3.3 Putting This All Together

Now, by combining Lemmas 1 and 2 and the estimate \(Q(x) \approx x^{-1}\exp (-x^2/2)\) for \(x\gg 0\) we obtain

$$\begin{aligned} \epsilon \geqslant \exp \left( -n\mathrm {KL}\left( p+\gamma \parallel p\right) - \log \left( \frac{n\gamma ^2}{2pq} \right) +O_{p,q}(1)\right) \end{aligned}$$
(24)

which, because of the Taylor expansion \(\mathrm {KL}\left( p+\gamma \parallel p\right) = \frac{\gamma ^2}{2pq}+ O_{p,q}(\gamma ^3)\), gives us

$$\begin{aligned} \gamma \geqslant \varOmega \left( \sqrt{\frac{\log (1/\epsilon )}{pq n}} \right) \end{aligned}$$
(25)

Setting \(\gamma = c\cdot \sqrt{\frac{\log (1/\epsilon )}{pq n}} \), with sufficiently big c, we obtain the claimed result.

4 Conclusion

We show an upper bound on the amount of random bits that can be extracted from a Shannon entropy source.
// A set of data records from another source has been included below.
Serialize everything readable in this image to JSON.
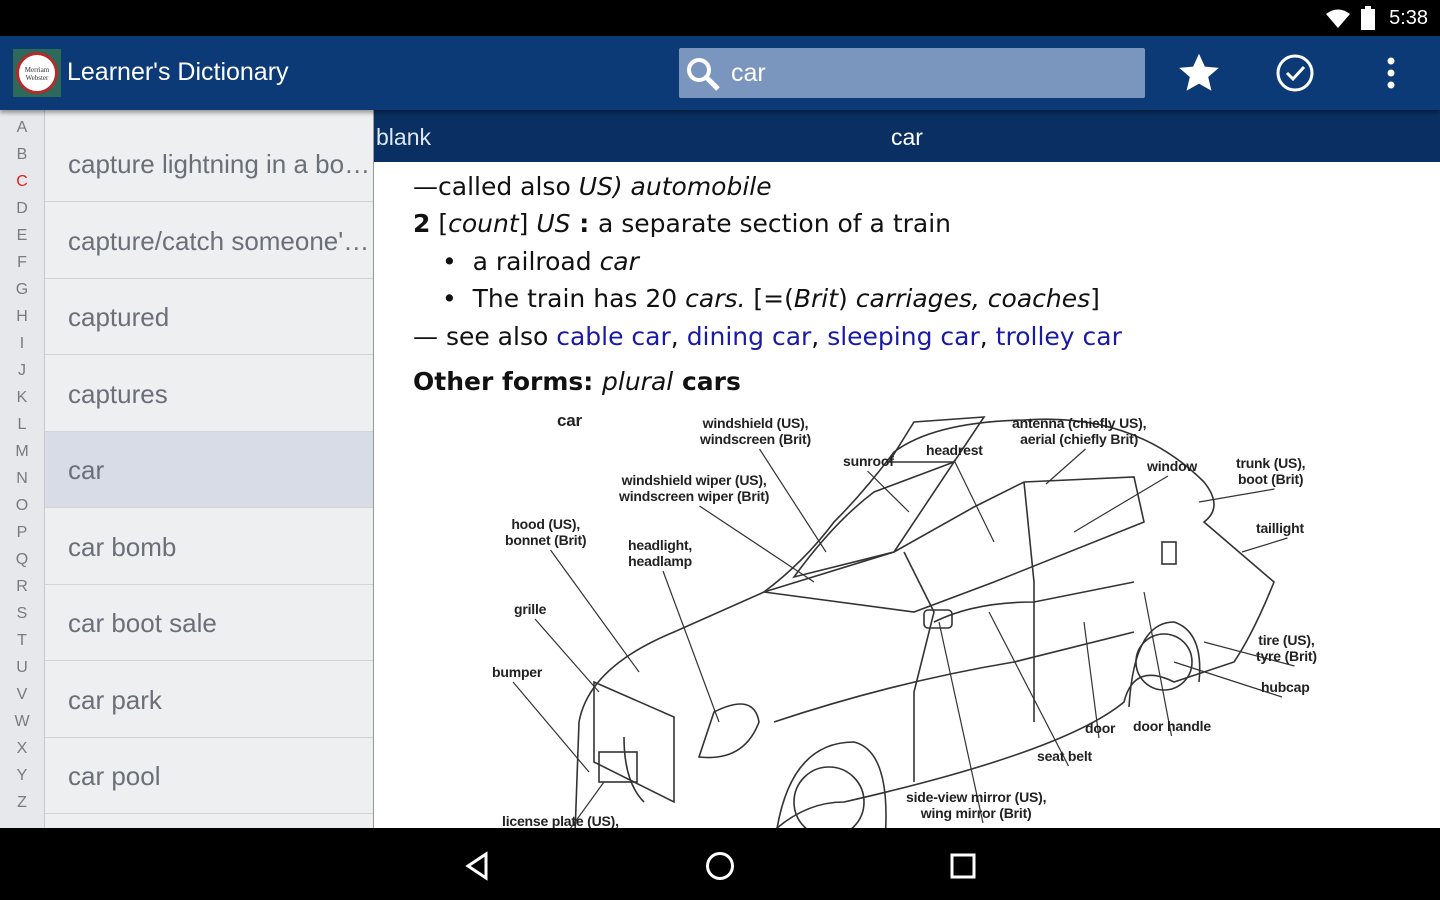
{
  "status_bar": {
    "time": "5:38",
    "icons": [
      "wifi-icon",
      "battery-icon"
    ]
  },
  "app_bar": {
    "title": "Learner's Dictionary",
    "logo_text": "Merriam-Webster",
    "search_value": "car",
    "actions": [
      "star-icon",
      "check-circle-icon",
      "more-vert-icon"
    ]
  },
  "alphabet": [
    "A",
    "B",
    "C",
    "D",
    "E",
    "F",
    "G",
    "H",
    "I",
    "J",
    "K",
    "L",
    "M",
    "N",
    "O",
    "P",
    "Q",
    "R",
    "S",
    "T",
    "U",
    "V",
    "W",
    "X",
    "Y",
    "Z"
  ],
  "alphabet_active": "C",
  "word_list": [
    "capture lightning in a bottle",
    "capture/catch someone's imagination",
    "captured",
    "captures",
    "car",
    "car bomb",
    "car boot sale",
    "car park",
    "car pool"
  ],
  "selected_word": "car",
  "content_header": {
    "prev": "blank",
    "current": "car"
  },
  "entry": {
    "line1_a": "—called also ",
    "line1_b": "US) automobile",
    "sense2_num": "2",
    "sense2_b": " [",
    "sense2_count": "count",
    "sense2_c": "] ",
    "sense2_us": "US",
    "sense2_colon": " : ",
    "sense2_def": "a separate section of a train",
    "ex1_a": "a railroad ",
    "ex1_b": "car",
    "ex2_a": "The train has 20 ",
    "ex2_b": "cars.",
    "ex2_c": " [=(",
    "ex2_d": "Brit",
    "ex2_e": ") ",
    "ex2_f": "carriages, coaches",
    "ex2_g": "]",
    "see_also": "— see also ",
    "links": [
      "cable car",
      "dining car",
      "sleeping car",
      "trolley car"
    ],
    "other_forms_label": "Other forms: ",
    "other_forms_plural": "plural",
    "other_forms_word": " cars"
  },
  "diagram": {
    "title": "car",
    "labels": [
      "windshield (US),\nwindscreen (Brit)",
      "antenna (chiefly US),\naerial (chiefly Brit)",
      "headrest",
      "sunroof",
      "window",
      "trunk (US),\nboot (Brit)",
      "windshield wiper (US),\nwindscreen wiper (Brit)",
      "hood (US),\nbonnet (Brit)",
      "headlight,\nheadlamp",
      "taillight",
      "grille",
      "tire (US),\ntyre (Brit)",
      "bumper",
      "hubcap",
      "door",
      "door handle",
      "seat belt",
      "side-view mirror (US),\nwing mirror (Brit)",
      "license plate (US),"
    ]
  },
  "colors": {
    "app_bar": "#0c3a76",
    "content_header": "#0a2f62",
    "search_box": "#7a96bf",
    "link": "#1a1aa6",
    "active_letter": "#dd2222",
    "selected_row": "#d8dce6"
  }
}
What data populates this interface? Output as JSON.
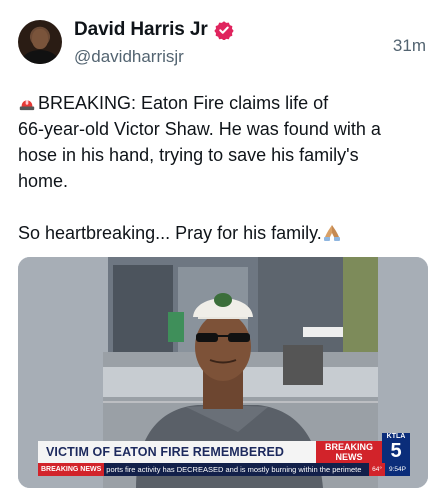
{
  "post": {
    "author_name": "David Harris Jr",
    "handle": "@davidharrisjr",
    "time": "31m",
    "verified_icon": "verified-badge-icon",
    "verified_color": "#e0245e",
    "text_lines": [
      "BREAKING: Eaton Fire claims life of",
      "66-year-old Victor Shaw. He was found with a",
      "hose in his hand, trying to save his family's",
      "home."
    ],
    "text_closing": "So heartbreaking... Pray for his family.",
    "leading_emoji": "police-light-icon",
    "trailing_emoji": "folded-hands-icon"
  },
  "media": {
    "lower_third_title": "VICTIM OF EATON FIRE REMEMBERED",
    "breaking_line1": "BREAKING",
    "breaking_line2": "NEWS",
    "station_top": "KTLA",
    "station_number": "5",
    "ticker_label": "BREAKING NEWS",
    "ticker_text": "ports fire activity has DECREASED and is mostly burning within the perimete",
    "ticker_temp": "64°",
    "ticker_time": "9:54P",
    "colors": {
      "news_red": "#d2232a",
      "news_blue": "#0b2d7a",
      "title_navy": "#1d2a5e"
    }
  }
}
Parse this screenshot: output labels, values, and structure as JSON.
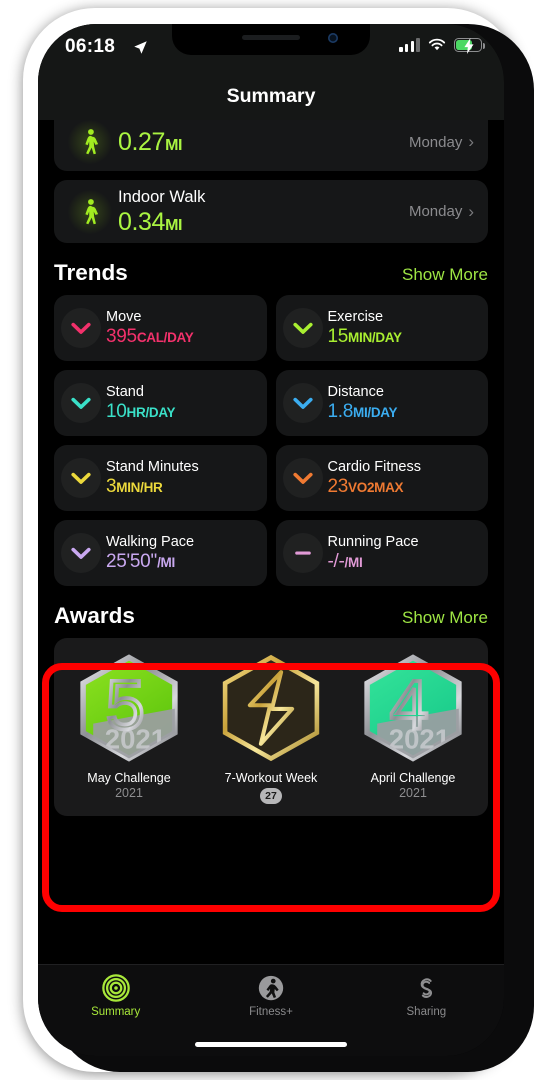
{
  "status_bar": {
    "time": "06:18",
    "location_icon": "location-arrow-icon",
    "cellular_icon": "cellular-bars-icon",
    "wifi_icon": "wifi-icon",
    "battery_icon": "battery-charging-icon"
  },
  "nav": {
    "title": "Summary"
  },
  "workouts": [
    {
      "name": "",
      "value": "0.27",
      "unit": "MI",
      "day": "Monday",
      "icon": "walking-person-icon",
      "clipped": true
    },
    {
      "name": "Indoor Walk",
      "value": "0.34",
      "unit": "MI",
      "day": "Monday",
      "icon": "walking-person-icon",
      "clipped": false
    }
  ],
  "trends": {
    "title": "Trends",
    "show_more": "Show More",
    "items": [
      {
        "name": "Move",
        "value": "395",
        "unit": "CAL/DAY",
        "color": "#f2316b",
        "arrow": "chevron-down-icon"
      },
      {
        "name": "Exercise",
        "value": "15",
        "unit": "MIN/DAY",
        "color": "#a9ef31",
        "arrow": "chevron-down-icon"
      },
      {
        "name": "Stand",
        "value": "10",
        "unit": "HR/DAY",
        "color": "#3ae0c8",
        "arrow": "chevron-down-icon"
      },
      {
        "name": "Distance",
        "value": "1.8",
        "unit": "MI/DAY",
        "color": "#3badf0",
        "arrow": "chevron-down-icon"
      },
      {
        "name": "Stand Minutes",
        "value": "3",
        "unit": "MIN/HR",
        "color": "#ecd93c",
        "arrow": "chevron-down-icon"
      },
      {
        "name": "Cardio Fitness",
        "value": "23",
        "unit": "VO2MAX",
        "color": "#f07a32",
        "arrow": "chevron-down-icon"
      },
      {
        "name": "Walking Pace",
        "value": "25'50''",
        "unit": "/MI",
        "color": "#c9a8f0",
        "arrow": "chevron-down-icon"
      },
      {
        "name": "Running Pace",
        "value": "-/-",
        "unit": "/MI",
        "color": "#e19ad6",
        "arrow": "minus-dash-icon"
      }
    ]
  },
  "awards": {
    "title": "Awards",
    "show_more": "Show More",
    "items": [
      {
        "label": "May Challenge",
        "sub": "2021",
        "count": "",
        "badge": "hexagon-5-green-icon"
      },
      {
        "label": "7-Workout Week",
        "sub": "",
        "count": "27",
        "badge": "hexagon-bolt-gold-icon"
      },
      {
        "label": "April Challenge",
        "sub": "2021",
        "count": "",
        "badge": "hexagon-4-teal-icon"
      }
    ]
  },
  "tabbar": {
    "items": [
      {
        "label": "Summary",
        "icon": "activity-rings-icon",
        "active": true
      },
      {
        "label": "Fitness+",
        "icon": "running-person-icon",
        "active": false
      },
      {
        "label": "Sharing",
        "icon": "sharing-s-icon",
        "active": false
      }
    ]
  },
  "annotation": {
    "highlight_color": "#fe0000"
  }
}
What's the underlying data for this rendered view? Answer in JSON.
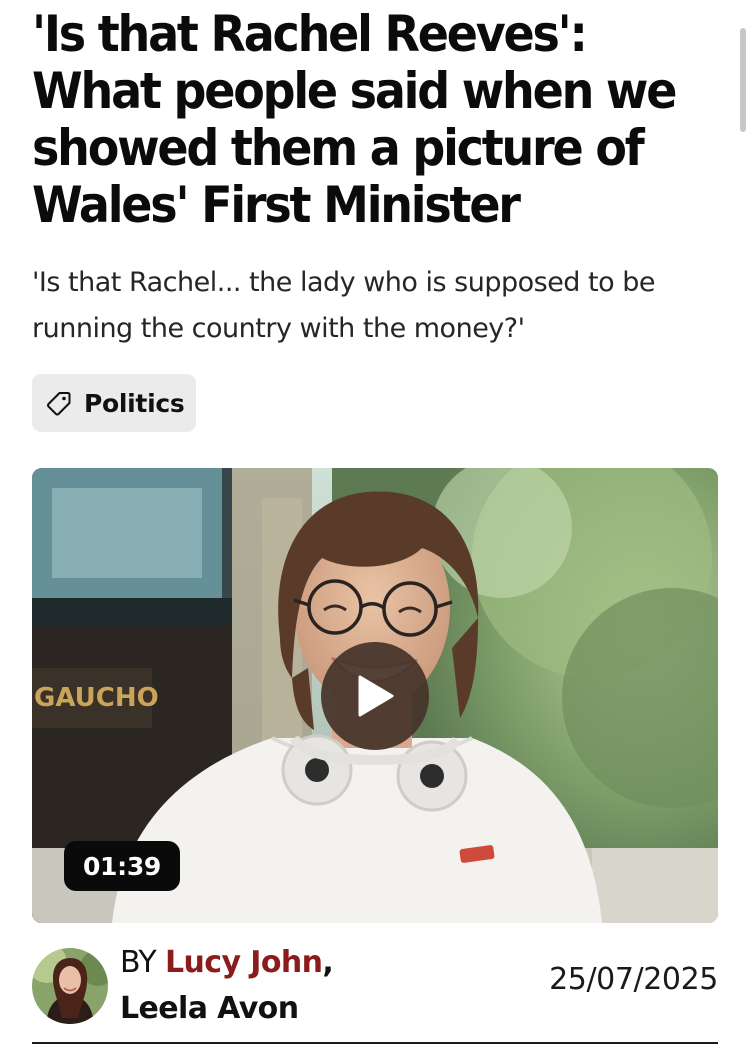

Even in the most favourable case, that is for independent bits, the gap between the Shannon entropy and the amount of randomness that can be extracted is significant. In practical settings, the Shannon entropy may be even 2 times bigger than the extractable entropy. We conclude that the hard error term in the AEP needs to be taken into account when extracting from memoryless Shannon sources.